The sales will be a litmus test of the market in these tight financial times. In Melbourne, Deutscher and Hackett will launch its inaugural Aboriginal art sale, while, in Sydney, Rod Menzies will auction 250 works in the Deutscher-Menzies and Lawson-Menzies fine art sale.

“It’s just madness having them all on the same night. The market is volatile enough as it is,” says art consultant and dealer Jon Dwyer.

But Deutscher and Hackett director Chris Deutscher doesn’t see the Sydney sales as competition: “(Rod Menzies) only has a few Aboriginal things and we are a specialist Aboriginal art sale.”

The key work to go under the hammer at Deutscher and Hackett tonight is Emily Kame Kngwarreye’s sprawling Untitled (Alhalkere), from 1995, painted in the year before she died. It features her trademark broad, confident brush strokes and grid-like patterns, in a minimal palette of ochres and white, depicting her country.

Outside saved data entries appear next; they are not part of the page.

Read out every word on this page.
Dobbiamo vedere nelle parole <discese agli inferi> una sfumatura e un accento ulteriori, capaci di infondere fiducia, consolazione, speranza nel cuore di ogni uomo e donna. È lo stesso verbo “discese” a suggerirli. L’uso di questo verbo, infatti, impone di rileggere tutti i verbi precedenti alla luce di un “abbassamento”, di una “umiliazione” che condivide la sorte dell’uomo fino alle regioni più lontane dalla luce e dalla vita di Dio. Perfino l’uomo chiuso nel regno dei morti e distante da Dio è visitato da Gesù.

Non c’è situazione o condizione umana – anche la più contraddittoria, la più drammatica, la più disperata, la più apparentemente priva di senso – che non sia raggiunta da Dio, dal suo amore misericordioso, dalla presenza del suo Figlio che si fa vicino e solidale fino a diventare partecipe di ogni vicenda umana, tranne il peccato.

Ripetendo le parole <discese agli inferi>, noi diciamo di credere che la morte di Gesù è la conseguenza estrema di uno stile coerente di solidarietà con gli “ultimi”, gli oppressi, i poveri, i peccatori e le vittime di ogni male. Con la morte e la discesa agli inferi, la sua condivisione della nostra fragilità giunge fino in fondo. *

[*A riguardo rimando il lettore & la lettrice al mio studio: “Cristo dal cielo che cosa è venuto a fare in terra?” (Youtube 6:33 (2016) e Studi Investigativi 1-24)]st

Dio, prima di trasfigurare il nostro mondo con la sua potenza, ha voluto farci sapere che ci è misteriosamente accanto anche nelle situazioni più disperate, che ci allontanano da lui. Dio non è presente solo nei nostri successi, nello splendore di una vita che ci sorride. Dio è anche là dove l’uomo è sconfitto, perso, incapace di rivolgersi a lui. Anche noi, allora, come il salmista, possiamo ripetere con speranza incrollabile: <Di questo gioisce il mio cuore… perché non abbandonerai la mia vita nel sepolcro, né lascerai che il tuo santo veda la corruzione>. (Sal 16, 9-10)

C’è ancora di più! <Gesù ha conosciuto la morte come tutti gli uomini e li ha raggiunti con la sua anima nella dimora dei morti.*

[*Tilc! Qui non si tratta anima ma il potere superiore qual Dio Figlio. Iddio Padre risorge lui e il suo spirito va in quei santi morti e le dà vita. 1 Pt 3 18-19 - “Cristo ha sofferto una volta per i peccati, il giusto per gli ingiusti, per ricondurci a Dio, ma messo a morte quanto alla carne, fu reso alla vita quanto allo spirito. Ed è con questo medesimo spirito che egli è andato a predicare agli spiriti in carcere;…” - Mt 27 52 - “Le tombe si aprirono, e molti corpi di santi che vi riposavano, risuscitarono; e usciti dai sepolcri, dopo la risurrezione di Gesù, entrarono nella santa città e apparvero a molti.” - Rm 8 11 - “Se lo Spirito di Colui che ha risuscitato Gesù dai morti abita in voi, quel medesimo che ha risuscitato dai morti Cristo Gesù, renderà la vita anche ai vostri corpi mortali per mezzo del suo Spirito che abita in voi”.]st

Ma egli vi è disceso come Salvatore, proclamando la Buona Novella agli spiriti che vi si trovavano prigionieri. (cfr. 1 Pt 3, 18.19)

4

The work is estimated to fetch $150,000-$200,000 – a reasonably priced work, Mr Dwyer says. Mr Deutscher suggests that a couple of years ago the work might have sold for up to $400,000.

But Mr Dwyer’s overall assessment of the quality of works on offer at Deutscher and Hackett is less salutary: “It would have been nice to have a really big impact sale to launch the season, but this catalogue does not deliver that.”